Google has updated Chrome to version 96.0.4664.110 for Windows, Mac, and Linux, in the Stable channel due to a high-severity zero-day vulnerability that the firm has confirmed as currently being exploited in the wild. According to the announcement, the update might take time to reach everyone, but we were able to get the update right away on our test system.
The update contains five fixes, which you can see below along with the corresponding bounty reward paid for the disclosure.

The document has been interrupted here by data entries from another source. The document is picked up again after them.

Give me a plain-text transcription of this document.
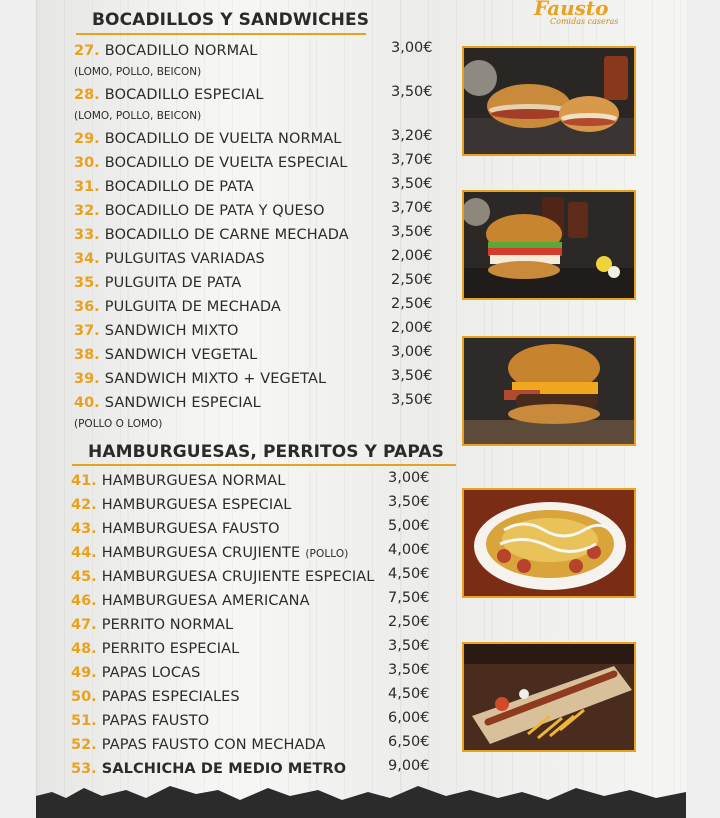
Fausto
Comidas caseras
BOCADILLOS Y SANDWICHES
HAMBURGUESAS, PERRITOS Y PAPAS
27. BOCADILLO NORMAL	3,00€
(LOMO, POLLO, BEICON)
28. BOCADILLO ESPECIAL	3,50€
(LOMO, POLLO, BEICON)
29. BOCADILLO DE VUELTA NORMAL	3,20€
30. BOCADILLO DE VUELTA ESPECIAL	3,70€
31. BOCADILLO DE PATA	3,50€
32. BOCADILLO DE PATA Y QUESO	3,70€
33. BOCADILLO DE CARNE MECHADA	3,50€
34. PULGUITAS VARIADAS	2,00€
35. PULGUITA DE PATA	2,50€
36. PULGUITA DE MECHADA	2,50€
37. SANDWICH MIXTO	2,00€
38. SANDWICH VEGETAL	3,00€
39. SANDWICH MIXTO + VEGETAL	3,50€
40. SANDWICH ESPECIAL	3,50€
(POLLO O LOMO)
41. HAMBURGUESA NORMAL	3,00€
42. HAMBURGUESA ESPECIAL	3,50€
43. HAMBURGUESA FAUSTO	5,00€
44. HAMBURGUESA CRUJIENTE (POLLO)	4,00€
45. HAMBURGUESA CRUJIENTE ESPECIAL 4,50€
46. HAMBURGUESA AMERICANA	7,50€
47. PERRITO NORMAL	2,50€
48. PERRITO ESPECIAL	3,50€
49. PAPAS LOCAS	3,50€
50. PAPAS ESPECIALES	4,50€
51. PAPAS FAUSTO	6,00€
52. PAPAS FAUSTO CON MECHADA	6,50€
53. SALCHICHA DE MEDIO METRO	9,00€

- [$NA][1263457] Critical CVE-2021-4098: Insufficient data validation in Mojo. Reported by Sergei Glazunov of Google Project Zero on 2021-10-26
- [$5000][1270658] High CVE-2021-4099: Use after free in Swiftshader. Reported by Aki Helin of Solita on 2021-11-16
- [$5000][1272068] High CVE-2021-4100: Object lifecycle issue in ANGLE. Reported by Aki Helin of Solita on 2021-11-19
- [$TBD][1262080] High CVE-2021-4101: Heap buffer overflow in Swiftshader. Reported by Abraruddin Khan and Omair on 2021-10-21
- [$TBD][1278387] High CVE-2021-4102: Use after free in V8. Reported by Anonymous on 2021-12-09
Google also notes that “Access to bug details and links may be kept restricted until a majority of users are updated with a fix. We will also retain restrictions if the bug exists in a third party library that other projects similarly depend on, but haven’t yet fixed.” which likely applies to CVE-2021-4102 and of which is already actively being exploited in the wild according to the search giant.